When I'm back I'm going to make a skype call to my daughter, who is studying in Scotland, to see what the political temperature is there. She finds an international atmosphere more inviting than the British one, but lately she is a bit bolshie with the Germans “They always get the best grades by swotting”, she says with a smirk. I hope her indignation with the Germans will not lead her to vote with the “Leave” camp.
Regardless of their gender, social class, the football club they support, or their level of cholesterol, I quite like the British. Well, let me be more specific, all but those whose priorities are coming to the Spanish beaches, and grilling their backs like sausages. The British are a bit peculiar, they like queuing, celery, and collecting small, ugly souvenirs from places abroad.
They are also good with words.
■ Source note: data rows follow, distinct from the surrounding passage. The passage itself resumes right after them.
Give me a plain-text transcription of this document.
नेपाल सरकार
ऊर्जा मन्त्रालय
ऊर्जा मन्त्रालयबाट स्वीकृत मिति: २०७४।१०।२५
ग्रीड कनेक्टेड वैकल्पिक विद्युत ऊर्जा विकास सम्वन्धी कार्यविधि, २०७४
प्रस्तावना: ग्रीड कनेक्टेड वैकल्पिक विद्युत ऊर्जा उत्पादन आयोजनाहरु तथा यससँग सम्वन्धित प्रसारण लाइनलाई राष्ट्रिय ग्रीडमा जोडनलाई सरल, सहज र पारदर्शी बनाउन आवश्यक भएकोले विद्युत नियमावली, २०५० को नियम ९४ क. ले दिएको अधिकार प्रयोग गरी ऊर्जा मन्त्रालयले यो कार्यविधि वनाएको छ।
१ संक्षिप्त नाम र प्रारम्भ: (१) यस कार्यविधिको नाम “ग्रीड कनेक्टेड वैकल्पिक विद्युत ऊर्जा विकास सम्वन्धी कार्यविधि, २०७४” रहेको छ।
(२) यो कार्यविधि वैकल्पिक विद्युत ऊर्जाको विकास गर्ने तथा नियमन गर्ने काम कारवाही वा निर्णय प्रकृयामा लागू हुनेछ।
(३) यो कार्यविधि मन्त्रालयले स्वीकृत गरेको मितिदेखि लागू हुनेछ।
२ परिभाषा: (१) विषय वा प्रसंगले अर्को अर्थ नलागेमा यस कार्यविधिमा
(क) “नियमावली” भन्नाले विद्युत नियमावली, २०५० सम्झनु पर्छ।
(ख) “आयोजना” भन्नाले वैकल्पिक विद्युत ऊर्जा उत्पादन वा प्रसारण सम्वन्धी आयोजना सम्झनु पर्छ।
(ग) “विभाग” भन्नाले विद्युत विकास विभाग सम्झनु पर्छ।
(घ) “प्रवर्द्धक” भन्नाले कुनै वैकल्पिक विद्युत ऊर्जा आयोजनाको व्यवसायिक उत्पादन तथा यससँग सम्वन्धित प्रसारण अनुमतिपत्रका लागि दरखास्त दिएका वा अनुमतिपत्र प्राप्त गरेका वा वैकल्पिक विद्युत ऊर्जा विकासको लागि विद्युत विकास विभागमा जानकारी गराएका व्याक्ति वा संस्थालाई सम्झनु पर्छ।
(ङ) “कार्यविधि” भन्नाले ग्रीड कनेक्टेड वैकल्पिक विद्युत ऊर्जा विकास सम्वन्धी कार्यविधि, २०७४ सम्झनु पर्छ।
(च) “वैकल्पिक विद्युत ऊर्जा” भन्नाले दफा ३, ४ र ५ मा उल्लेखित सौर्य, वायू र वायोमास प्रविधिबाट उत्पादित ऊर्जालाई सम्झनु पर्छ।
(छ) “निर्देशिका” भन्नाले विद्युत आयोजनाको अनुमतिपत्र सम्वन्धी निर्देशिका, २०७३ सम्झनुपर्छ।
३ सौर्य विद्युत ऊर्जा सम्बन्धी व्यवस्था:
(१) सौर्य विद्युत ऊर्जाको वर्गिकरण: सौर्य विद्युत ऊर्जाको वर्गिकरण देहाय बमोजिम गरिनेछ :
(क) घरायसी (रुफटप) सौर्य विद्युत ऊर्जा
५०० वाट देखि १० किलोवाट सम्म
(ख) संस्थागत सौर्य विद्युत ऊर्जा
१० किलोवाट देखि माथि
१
Shakespeare himself made up at least three names in his plays: Jessica, Miranda and Olivia. Now his fellow countrymen have invented Brexit, and some Europeans are not too happy with it. They have branded the British as: ignorant, insular, and narrow-minded. Winston Churchill said that: “If you are talking behind my back, you are in a good position to kiss my ass”. Following his way of thinking now twenty-seven countries will be in that uncomfortable position.
I believe some Europeans are very petty about the Brits, because they do as they wish: they drive on the left, dress any which way, and not only invented the sandwich, but added cucumber to it.
Now the most profound philosophers on the globe, and my barber, seem to think that if they part from the EU, the world will collapse back into the Dark Ages.
I, personally, want them with us.
Alberto Letona is a Basque journalist living in Bilbao. He is the author of Hijos e Hijas de la Gran Bretaña -Sons and Daughters of Great Britain – in which he delves into the psyche of the British in an attempt to explain them to his own countrymen.